Es ärgert mich maßlos, wenn Frauenrechte und die Sicherheit von Frauen dann bemüht werden, wenn gegen Geflüchtete, gegen Migrantinnen und Migranten Stimmung gemacht werden soll.

Apropos Stimmungsmache, ich habe mir große Mühe gegeben, den Punkt 5 im Antrag, „Sozialmissbrauch“ nicht im Zusammenhang mit Flucht und Migration zu lesen, weil ich es bei allen bekannten Problemen die wir mit der Anerkennung von Schulabschlüssen, Zugang zu Praktikumsplätzen für Geduldete und Einstufungen von Berufsausbildungen haben, wirklich absurd fände so zu tun, als wenn es in Deutschland nicht ein System gäbe, das es Geflüchteten erschwert, in den Arbeitsmarkt integriert zu werden.
Und ich spare mir hier einmal Ausführungen zu den zig Milliarden von CumEx, CumCum und WireCard, die der deutschen Staatskasse entwendet wurden und die uns als Staat deutlich mehr kosten, als es Sozialleistungen einer Solidargemeinschaft jemals könnten.
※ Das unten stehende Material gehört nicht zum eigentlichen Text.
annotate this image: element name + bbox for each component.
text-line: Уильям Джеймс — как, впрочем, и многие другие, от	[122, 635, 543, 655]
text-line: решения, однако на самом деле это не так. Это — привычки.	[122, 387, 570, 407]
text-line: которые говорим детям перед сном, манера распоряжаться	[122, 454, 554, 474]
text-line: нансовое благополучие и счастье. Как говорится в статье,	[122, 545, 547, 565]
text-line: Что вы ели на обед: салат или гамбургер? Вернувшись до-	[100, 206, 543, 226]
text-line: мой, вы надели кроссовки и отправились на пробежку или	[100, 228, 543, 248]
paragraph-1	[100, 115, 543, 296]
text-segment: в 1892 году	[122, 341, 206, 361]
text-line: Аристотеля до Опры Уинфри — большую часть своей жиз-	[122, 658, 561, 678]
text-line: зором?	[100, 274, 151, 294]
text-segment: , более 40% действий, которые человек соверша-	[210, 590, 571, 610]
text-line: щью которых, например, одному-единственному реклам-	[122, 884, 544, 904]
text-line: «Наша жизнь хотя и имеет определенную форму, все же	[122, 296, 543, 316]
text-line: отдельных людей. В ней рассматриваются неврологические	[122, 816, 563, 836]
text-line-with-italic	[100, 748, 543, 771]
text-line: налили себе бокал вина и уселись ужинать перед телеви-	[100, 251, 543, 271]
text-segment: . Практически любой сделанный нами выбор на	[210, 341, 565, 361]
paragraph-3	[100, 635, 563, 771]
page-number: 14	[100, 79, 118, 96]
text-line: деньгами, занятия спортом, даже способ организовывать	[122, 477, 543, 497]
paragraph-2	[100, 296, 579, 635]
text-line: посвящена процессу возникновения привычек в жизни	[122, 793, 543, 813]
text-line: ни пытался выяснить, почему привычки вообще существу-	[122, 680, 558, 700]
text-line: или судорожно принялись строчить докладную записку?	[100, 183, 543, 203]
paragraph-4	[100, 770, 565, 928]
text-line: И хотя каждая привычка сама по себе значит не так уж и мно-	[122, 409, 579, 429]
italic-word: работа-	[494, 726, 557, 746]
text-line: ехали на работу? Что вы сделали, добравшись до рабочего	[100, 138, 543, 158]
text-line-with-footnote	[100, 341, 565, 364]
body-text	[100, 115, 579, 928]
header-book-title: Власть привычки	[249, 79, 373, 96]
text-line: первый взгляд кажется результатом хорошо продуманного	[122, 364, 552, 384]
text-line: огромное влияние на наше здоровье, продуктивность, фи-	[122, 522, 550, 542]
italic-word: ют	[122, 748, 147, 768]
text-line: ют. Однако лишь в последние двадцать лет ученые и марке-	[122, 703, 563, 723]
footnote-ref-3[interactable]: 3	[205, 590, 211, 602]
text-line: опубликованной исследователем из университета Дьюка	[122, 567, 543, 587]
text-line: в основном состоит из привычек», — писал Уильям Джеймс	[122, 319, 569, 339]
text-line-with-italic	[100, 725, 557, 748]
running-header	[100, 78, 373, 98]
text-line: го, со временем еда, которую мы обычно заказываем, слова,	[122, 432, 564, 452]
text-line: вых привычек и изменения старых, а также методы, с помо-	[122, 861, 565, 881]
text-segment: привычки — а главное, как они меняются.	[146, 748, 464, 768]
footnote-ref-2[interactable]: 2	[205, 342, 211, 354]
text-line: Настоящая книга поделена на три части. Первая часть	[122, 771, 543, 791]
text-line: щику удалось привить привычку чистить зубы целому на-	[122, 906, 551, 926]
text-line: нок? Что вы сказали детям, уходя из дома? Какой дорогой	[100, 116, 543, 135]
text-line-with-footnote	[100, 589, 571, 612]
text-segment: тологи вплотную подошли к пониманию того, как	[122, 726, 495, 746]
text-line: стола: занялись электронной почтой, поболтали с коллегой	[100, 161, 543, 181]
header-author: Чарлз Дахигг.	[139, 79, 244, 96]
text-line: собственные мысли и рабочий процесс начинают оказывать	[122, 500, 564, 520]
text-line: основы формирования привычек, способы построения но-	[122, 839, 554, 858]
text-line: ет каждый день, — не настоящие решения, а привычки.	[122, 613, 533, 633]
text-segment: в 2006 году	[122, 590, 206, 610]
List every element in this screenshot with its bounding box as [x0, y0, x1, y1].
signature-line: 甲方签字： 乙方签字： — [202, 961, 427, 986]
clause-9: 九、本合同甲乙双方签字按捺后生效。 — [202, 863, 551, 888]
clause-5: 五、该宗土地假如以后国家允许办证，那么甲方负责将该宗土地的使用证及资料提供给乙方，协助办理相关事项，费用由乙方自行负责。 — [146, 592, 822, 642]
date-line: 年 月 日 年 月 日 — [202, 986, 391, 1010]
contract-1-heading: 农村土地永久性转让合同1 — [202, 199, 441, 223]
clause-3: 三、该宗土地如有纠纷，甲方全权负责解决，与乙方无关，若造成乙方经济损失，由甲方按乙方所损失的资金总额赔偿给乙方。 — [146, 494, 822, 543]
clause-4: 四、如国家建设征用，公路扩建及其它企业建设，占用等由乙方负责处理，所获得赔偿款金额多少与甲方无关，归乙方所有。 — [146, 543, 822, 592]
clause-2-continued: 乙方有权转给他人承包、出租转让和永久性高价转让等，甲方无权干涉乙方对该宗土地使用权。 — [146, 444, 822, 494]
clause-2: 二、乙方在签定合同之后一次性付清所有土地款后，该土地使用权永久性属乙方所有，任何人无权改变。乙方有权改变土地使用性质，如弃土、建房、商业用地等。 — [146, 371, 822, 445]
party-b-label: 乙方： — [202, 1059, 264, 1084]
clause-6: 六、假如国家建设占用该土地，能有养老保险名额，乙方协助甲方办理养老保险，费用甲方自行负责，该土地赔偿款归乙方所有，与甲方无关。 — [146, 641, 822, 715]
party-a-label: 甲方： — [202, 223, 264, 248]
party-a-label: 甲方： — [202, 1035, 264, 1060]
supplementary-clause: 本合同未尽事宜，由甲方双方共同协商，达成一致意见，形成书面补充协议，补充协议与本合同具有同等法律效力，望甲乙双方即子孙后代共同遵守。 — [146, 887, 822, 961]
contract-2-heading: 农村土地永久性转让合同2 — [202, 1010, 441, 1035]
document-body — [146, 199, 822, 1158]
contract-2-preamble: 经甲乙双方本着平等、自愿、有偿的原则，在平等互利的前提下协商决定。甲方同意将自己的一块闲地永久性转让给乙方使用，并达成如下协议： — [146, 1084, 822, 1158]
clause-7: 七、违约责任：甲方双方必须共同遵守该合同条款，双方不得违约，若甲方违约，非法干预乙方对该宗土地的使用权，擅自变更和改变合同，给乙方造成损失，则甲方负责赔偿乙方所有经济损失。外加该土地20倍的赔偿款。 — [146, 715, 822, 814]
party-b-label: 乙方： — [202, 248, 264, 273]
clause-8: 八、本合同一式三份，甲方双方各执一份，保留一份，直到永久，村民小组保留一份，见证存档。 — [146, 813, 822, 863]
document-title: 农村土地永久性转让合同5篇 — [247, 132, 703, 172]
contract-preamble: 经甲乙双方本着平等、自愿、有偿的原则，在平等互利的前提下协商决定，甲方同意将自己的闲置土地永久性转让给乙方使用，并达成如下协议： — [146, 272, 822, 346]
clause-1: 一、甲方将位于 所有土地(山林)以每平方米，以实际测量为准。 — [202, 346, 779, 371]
Abschließend kann ich immer noch feststellen:
Ich ärgere mich.
Ich ärgere mich, wenn wir uns in unserer Aufmerksamkeit immer wieder so dermaßen verirren und verwirren lassen. 
Wenn es uns um das Sicherheitsgefühl von Menschen geht, wissen wir doch, wie öffentliche Räume zu gestalten sind. 
Wenn es um Kriminalitätsbekämpfung geht, wissen wir, welche Rolle Bildung, Armut, eigenes Gewalterleben, das soziale Umfeld und gewaltlegitimierende Männlichkeitsnormen spielen. 
Und wenn es uns explizit um die realistischen Ängste geht, die Frauen weiterhin haben müssen, wissen wir, welche Schritte uns noch in der Umsetzung der Istanbul-Konvention fehlen.

All diesen Fragen wollen wir als SSW uns weiterhin gerne widmen. Sie sind uns wichtig. Aber nicht, wenn es uns nicht wirklich um eine Ursachenbekämpfung geht. Und nicht ausgelöst durch einen Kanzler, dessen Antwort darauf Abschiebungen sind.